It’s a good idea to know the different types of water heaters available before you purchase one:
- Conventional storage water heaters offer a ready reservoir (storage tank) of hot water
- Tankless or demand-type water heaters heat water directly without the use of a storage tank
- Heat pump water heaters move heat from one place to another instead of generating heat directly for providing hot water
- Solar water heaters use the sun’s heat to provide hot water
- Tankless coil and indirect water heaters use a home’s space heating system to heat water
When selecting the best type and model of water heater for your home, consider the following:
- Fuel type, availability, and cost. The fuel type or energy source you use for water heating will not only affect the water heater’s annual operation costs but also its size and energy efficiency. See below for more on selecting fuel types.
- Size. To provide your household with enough hot water and to maximize efficiency, you need a properly sized water heater. Visit the pages on different types of water heaters (linked above) for more on sizing.
- Energy efficiency. To maximize your energy and cost savings, you want to know how energy efficient a water heater is before you purchase it. Visit the pages on different types of water heaters (linked above) for more on estimating energy efficiency.
- Costs. Before you purchase a water heater, it’s also a good idea to estimate its annual operating costs and compare those costs with other less or more energy-efficient models. Visit the pages on different types of water heaters (linked above) for more on estimating costs.
Also, be sure to do what you can to reduce your hot water use. You may also want to explore other strategies such as drain-water heat recovery to save money on your water heating bill.
Fuel types, availability and costs for water heating
When selecting a new water heater, it’s important to consider what fuel type or energy source you will use, including its availability and cost. The fuel used by a water heating system will not only affect annual operation costs but also the water heater’s size and energy efficiency.
Fuel type and its availability in your area may narrow your water heater choices. The following is a list of water heater options by fuel or energy source:
- Electricity Widely available in the United States to fuel conventional storage, tankless or demand-type, and heat pump water heaters. It also can be used with combination water and space heating systems, which include tankless coil and indirect water heaters.
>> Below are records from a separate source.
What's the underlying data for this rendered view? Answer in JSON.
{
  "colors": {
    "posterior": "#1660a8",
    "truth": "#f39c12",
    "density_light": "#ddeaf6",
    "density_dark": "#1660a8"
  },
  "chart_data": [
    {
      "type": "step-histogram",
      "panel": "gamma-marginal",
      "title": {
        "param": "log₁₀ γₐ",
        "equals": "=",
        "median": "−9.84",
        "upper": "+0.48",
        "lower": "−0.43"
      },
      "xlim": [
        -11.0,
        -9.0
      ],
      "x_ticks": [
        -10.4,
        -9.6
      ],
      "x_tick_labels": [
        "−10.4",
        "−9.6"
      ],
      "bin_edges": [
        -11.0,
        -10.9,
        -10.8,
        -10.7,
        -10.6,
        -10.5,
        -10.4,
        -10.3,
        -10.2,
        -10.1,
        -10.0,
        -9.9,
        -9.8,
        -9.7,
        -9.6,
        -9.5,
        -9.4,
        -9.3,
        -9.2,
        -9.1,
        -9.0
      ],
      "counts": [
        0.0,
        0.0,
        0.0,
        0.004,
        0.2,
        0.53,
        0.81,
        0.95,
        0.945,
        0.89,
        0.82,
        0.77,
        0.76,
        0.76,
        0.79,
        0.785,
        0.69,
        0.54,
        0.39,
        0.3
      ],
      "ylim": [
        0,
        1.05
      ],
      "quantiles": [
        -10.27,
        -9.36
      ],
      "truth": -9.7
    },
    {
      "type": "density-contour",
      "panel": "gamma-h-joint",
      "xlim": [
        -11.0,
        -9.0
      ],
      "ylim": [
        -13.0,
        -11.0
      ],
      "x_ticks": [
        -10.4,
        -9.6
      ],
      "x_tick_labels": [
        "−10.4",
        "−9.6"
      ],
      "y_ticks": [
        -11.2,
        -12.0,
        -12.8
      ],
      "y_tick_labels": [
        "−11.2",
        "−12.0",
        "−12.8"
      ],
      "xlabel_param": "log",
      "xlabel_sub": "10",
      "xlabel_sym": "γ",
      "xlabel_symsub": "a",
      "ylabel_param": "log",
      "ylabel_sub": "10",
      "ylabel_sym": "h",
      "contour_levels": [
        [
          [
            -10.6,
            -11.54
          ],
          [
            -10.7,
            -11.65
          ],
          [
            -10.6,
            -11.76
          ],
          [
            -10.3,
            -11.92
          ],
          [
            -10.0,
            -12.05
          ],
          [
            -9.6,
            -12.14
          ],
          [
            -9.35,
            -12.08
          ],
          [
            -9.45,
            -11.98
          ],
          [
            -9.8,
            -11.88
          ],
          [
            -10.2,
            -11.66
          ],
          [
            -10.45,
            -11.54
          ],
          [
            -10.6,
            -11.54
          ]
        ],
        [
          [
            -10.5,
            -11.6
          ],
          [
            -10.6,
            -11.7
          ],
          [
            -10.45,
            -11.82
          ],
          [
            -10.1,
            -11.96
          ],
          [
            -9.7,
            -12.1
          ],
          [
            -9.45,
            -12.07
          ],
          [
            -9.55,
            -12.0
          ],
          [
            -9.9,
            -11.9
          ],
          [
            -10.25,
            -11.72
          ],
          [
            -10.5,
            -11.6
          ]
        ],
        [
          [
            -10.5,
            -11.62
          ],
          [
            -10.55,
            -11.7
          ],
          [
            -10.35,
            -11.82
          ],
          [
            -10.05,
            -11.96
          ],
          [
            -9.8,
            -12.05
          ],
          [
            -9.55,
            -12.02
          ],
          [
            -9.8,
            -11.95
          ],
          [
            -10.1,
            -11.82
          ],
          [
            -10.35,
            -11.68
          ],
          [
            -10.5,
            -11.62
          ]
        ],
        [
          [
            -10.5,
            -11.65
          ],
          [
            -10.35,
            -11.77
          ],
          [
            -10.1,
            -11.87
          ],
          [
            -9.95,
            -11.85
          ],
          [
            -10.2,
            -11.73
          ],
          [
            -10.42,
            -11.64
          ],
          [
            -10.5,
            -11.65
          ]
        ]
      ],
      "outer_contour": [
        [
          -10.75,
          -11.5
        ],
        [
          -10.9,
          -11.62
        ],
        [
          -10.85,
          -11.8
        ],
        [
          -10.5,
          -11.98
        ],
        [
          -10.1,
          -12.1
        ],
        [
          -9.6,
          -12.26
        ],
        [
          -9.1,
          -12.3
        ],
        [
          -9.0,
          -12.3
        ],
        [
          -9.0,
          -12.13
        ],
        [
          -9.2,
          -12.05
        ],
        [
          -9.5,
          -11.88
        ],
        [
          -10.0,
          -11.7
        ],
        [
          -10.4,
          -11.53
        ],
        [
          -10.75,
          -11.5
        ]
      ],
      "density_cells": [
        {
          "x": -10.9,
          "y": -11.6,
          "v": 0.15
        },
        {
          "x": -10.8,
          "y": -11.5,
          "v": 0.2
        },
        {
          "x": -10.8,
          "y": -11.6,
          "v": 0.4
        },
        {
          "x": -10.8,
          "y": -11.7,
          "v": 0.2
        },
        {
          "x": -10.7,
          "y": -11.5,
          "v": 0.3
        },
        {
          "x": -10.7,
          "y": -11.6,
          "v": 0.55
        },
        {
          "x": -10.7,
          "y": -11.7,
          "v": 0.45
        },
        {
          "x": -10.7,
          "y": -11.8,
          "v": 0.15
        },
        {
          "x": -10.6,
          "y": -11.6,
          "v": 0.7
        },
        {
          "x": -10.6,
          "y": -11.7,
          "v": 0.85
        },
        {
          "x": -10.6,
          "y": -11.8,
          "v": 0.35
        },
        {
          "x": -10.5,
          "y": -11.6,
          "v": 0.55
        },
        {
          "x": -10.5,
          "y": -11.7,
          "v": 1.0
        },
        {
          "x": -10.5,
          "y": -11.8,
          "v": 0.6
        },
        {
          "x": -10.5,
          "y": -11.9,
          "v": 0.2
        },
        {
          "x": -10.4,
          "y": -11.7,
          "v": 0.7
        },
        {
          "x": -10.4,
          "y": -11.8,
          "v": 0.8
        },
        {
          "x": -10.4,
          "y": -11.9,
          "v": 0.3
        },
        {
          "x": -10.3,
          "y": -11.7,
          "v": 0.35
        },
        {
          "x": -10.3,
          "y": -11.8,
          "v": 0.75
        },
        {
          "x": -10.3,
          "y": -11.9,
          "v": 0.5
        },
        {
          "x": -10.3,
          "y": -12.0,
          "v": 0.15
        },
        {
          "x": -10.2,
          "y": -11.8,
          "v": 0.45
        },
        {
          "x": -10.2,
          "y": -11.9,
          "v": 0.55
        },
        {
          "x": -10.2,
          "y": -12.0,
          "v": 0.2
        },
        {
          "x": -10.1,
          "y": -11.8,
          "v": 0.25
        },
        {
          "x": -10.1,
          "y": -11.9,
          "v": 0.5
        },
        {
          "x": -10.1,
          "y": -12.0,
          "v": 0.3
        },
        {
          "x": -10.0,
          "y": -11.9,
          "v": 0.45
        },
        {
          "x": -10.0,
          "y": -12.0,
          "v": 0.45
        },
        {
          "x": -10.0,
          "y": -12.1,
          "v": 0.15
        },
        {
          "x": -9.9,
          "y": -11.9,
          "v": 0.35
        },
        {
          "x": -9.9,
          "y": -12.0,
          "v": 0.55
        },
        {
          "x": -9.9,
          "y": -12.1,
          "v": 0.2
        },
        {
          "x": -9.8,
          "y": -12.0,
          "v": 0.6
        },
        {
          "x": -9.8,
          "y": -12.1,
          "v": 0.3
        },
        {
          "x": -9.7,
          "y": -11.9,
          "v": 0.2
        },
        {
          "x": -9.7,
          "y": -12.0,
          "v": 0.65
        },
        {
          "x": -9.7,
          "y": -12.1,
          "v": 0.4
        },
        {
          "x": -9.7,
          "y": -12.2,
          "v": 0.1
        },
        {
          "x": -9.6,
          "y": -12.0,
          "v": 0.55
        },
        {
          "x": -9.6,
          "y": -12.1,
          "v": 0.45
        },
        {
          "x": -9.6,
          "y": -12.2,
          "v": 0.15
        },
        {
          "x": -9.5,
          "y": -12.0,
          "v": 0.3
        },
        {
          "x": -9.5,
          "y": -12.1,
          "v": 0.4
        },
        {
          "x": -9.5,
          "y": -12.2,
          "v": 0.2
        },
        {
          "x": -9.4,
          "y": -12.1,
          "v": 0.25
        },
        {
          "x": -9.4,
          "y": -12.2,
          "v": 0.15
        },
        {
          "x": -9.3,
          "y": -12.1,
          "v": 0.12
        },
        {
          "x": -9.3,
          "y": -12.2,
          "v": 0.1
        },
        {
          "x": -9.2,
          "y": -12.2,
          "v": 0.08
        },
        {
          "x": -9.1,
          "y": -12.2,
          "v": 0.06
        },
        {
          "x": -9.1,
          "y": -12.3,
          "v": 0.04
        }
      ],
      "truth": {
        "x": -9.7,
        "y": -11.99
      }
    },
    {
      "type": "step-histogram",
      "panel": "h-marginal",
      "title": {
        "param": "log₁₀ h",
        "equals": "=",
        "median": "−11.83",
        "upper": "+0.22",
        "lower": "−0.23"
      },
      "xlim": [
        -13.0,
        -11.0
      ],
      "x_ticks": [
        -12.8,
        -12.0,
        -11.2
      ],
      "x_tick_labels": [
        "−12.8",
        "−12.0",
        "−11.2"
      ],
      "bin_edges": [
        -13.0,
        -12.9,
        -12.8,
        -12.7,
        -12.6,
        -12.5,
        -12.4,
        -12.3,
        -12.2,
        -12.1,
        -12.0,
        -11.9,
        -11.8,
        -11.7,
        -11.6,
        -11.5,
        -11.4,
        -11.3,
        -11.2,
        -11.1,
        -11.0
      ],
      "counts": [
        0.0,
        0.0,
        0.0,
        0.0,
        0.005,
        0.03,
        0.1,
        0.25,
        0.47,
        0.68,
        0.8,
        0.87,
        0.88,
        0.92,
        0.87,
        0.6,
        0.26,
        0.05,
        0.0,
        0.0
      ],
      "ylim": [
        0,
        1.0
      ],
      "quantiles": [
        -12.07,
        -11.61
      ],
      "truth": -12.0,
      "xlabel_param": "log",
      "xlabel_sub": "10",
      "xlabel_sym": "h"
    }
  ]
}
- Fuel oil Available in some areas of the United States to fuel conventional storage water heaters, and indirect combination water and space heating systems.
- Geothermal energy Available throughout the United States to those who will have or already have a geothermal heat pump system installed in their homes for space heating and cooling. See Heat Pump Water Heaters for more information.
- Natural gas Available in many areas of the United States to fuel conventional storage and demand (tankless or instantaneous) water heaters, as well as combination water and space heating systems, which include tankless coil and indirect water heaters.
- Propane Available in many areas of the United States to fuel conventional storage and demand (tankless or instantaneous) water heaters, as well as indirect combination water and space heating systems.
- Solar energy Available throughout the United States — most abundantly in the Southwest — for solar water heaters.
Comparing fuel costs and water heater types
If you have more than one fuel type available in your area, it’s a good idea to compare fuel costs, especially if you’re building a new home. Even if you’re replacing a water heater, you may find that you’ll save more money in the long run if you use a different fuel or energy source. Contact your utility for current fuel costs or rates.
The type of water heater you choose will also affect your water heating costs. One type of water heater may use a fuel type more efficiently than another type of water heater. For example, an electric heat pump water heater typically is more energy efficient than an electric conventional storage water heater. Also, an electric heat pump water heater might have lower energy costs because of its higher efficiency than a gas-fired conventional storage water heater, even though local natural gas costs might be lower than the electricity rates.